JEFFERSON CITY, Mo. – A bipartisan group of Missouri lawmakers wants to extend Medicaid coverage for new moms and their babies.
Under the current law, low-income pregnant women who qualify for Medicaid can receive postpartum coverage for 60 days after giving birth. But because of the state’s high maternal mortality rate, members on both sides of the aisle want to increase coverage to 12 months.
“Each year, around 60 women die within one year of being pregnant,” Sen. Tracy McCreery (D-St. Louis) said. “The overwhelming majority of deaths, nearly 75% are preventable.”
It’s a plan to help thousands of Missouri women get the care they need after giving birth. Senate Bills 45 and 90 would extend insurance coverage for low-income mothers from two months to a year.
“This coverage is still not enacted because the Department of Social Services is waiting for Missouri to join the 28 other states who have already taken advantage of this opportunity,” Sen. Elaine Gannon (R-De Soto) said.
The legislation is sponsored by McCreery and Gannon. Last year, a similar bill fell short of the finish line.
“Helping women and children should be a priority we all share,” McCreery said. “I believe this is the year that the legislature can put people before politics to get this done to help families across our beautiful state.”
Due to a provision in the federal American Rescue Plan Act of 2021, each state is allowed to expand Medicaid coverage to women up to 12 months. The urgency in Gannon’s bill comes as the state will soon be able to start Medicaid eligibility renewals again. Because of the pandemic, states were prohibited from removing people from Medicaid for three years. This could include women who were added when they were pregnant, but no longer qualify and could lose coverage.
According to the state health department, the three top causes of death in postpartum women are mental health, cardiovascular disease, and injury. Missouri has the seventh-highest maternal mortality rate in the country.
“In this state, 63% of deaths were postpartum were greater than 60 days,” Dr. George Hubbell, an OBGYN and a representative of the American College of Obstetricians and Gynecologists, told the Senate Health and Welfare Committee last month. “Almost two-thirds of the maternal death that are pregnancy-related are occurring in the one year postpartum, not the immediate 60 days.”
The director of the state’s Medicaid program told committee members this legislation is a step in the right direction in addressing maternal mortality.
“What this would do is say we’re not going to make a distinction based on the coverage type; we’re going to extend that full-blown coverage for a period of 12 months,” Director of Missouri HealthNet Todd Richardson said.

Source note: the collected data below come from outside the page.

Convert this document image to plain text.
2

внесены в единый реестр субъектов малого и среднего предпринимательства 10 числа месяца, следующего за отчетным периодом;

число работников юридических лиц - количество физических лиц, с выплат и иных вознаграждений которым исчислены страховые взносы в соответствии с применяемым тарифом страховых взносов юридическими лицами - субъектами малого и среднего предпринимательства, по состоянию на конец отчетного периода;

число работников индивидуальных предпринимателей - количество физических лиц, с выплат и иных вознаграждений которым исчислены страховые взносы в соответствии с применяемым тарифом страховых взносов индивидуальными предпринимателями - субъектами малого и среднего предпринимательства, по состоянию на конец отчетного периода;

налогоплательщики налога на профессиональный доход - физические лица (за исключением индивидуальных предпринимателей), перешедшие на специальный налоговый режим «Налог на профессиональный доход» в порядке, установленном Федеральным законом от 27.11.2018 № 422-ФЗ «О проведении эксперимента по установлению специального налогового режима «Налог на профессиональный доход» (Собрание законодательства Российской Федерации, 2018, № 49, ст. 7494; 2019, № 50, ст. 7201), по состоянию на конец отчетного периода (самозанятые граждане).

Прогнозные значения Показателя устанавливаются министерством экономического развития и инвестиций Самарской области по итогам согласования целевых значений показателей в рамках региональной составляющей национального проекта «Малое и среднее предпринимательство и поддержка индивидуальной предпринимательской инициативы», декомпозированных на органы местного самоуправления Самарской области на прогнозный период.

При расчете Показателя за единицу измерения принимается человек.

During his annual State of the State address, Gov. Mike Parson told lawmakers he is requesting more than $4 million for the Department of Health and Senior Services to implement a maternal mortality plan.
If passed by the General Assembly and signed by the governor, the legislation is estimated to help more than 4,600 women a year in Missouri.
The bill is now in the hands of the full Senate, which could debate it as soon as this week.